While Congress reached a last-minute deal Wednesday to allow the government to keep borrowing until Feb. 7 and keep the government funded until Jan. 15, the next fiscal battle will come as the bicameral conference committee that was set up under the deal tries to hammer out a budget for 2014 — specifically, replacing the next round of sequestration cuts.
So says analyst Andy Friedman of The Washington Update in his Monday commentary. The sequestration spending cuts, which are set to take effect on Jan. 15 — when yet another government shutdown looms — were implemented as part of the compromise that raised the debt ceiling in August 2011. They reduce spending for defense and other government functions, but as Friedman notes, the cuts do not impact Social Security, Medicare and Medicaid benefits.
As yet another twin deadline looms, the markets will likely “get nervous” and suffer another downturn, he says.
However, “because Congress will not allow the nation to default, that downturn should be temporary, with the markets rebounding once an agreement is in sight. Thus, investors should view the downturn as a buying opportunity.”
Noting that the cuts “are not popular with either party,” Friedman says that Republicans will seek to replace the defense cuts with “deeper cuts to social programs and cuts to entitlements,” — namely, slowing the growth of Social Security cost-of-living increases through the use of the “chained” consumer price index and requiring affluent recipients to pay more for Medicare coverage.
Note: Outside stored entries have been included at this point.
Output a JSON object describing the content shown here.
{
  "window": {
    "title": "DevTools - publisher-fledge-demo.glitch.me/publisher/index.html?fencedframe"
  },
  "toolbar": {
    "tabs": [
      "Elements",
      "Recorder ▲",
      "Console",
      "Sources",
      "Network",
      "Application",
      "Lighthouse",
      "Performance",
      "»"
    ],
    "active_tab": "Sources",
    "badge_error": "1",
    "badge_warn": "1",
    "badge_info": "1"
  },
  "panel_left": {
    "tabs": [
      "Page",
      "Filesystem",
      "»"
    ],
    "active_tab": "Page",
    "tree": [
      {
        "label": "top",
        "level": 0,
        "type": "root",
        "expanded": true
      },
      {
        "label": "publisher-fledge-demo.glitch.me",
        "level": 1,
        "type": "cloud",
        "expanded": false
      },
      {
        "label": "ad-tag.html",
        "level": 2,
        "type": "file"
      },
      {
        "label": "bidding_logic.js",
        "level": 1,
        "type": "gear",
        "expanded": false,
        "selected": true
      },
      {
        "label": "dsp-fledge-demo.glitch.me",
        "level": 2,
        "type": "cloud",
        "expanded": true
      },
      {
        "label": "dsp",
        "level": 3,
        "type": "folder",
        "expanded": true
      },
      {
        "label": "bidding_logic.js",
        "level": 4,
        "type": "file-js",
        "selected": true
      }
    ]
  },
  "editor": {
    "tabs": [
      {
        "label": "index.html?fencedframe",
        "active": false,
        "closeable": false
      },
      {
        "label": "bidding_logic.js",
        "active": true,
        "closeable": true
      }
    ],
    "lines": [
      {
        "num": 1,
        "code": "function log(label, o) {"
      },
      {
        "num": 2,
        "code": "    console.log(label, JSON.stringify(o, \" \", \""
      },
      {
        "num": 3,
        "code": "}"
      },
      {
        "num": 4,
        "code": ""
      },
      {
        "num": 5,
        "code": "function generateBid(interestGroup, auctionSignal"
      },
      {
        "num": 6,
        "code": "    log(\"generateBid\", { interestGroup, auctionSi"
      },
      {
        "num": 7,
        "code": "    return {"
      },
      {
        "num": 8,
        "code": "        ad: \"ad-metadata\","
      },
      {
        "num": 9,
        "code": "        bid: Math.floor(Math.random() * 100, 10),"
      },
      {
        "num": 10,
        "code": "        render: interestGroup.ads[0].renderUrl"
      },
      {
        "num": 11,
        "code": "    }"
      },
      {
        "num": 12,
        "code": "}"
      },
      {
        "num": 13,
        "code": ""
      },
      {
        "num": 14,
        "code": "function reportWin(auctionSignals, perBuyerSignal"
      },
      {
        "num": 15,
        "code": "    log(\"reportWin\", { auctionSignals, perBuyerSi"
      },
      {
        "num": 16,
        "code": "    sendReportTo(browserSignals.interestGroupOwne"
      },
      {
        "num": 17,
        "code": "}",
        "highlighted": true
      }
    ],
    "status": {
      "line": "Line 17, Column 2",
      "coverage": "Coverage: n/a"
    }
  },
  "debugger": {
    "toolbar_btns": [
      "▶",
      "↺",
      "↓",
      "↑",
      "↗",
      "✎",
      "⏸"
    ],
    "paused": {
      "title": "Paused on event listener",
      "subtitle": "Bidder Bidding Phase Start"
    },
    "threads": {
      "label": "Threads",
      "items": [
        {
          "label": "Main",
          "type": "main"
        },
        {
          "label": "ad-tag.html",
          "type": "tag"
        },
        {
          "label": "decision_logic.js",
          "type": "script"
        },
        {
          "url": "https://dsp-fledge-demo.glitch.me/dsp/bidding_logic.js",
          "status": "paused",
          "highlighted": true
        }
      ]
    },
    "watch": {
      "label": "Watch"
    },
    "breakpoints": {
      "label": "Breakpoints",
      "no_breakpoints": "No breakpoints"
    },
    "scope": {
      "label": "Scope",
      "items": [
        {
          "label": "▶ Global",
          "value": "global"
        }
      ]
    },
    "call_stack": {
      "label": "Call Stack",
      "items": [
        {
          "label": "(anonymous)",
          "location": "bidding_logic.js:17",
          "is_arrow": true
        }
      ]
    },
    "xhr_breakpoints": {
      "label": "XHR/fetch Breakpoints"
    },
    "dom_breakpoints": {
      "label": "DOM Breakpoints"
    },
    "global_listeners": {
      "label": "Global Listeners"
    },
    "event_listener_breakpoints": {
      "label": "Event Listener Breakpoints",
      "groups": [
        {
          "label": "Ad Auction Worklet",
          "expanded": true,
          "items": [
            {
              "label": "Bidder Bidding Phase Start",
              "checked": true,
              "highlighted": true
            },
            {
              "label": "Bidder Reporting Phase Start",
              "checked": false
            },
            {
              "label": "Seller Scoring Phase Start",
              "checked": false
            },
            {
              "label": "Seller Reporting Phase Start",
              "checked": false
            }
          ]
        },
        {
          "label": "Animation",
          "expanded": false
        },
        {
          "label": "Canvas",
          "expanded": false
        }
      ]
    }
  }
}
Democrats, on the other hand, “will resist entitlement changes and will seek to offset the sequestration cuts at least in part with new taxes,” Friedman says. To that end, President Barack Obama has proposed a number of tax changes, including taxing municipal bond interest, limiting the amount individuals may accumulate in tax-preferred retirement accounts, and reversing recent expansions of the estate and gift tax exemptions. But, says Friedman: “I can say with virtually certainty that none of these proposals will get through the conference committee.”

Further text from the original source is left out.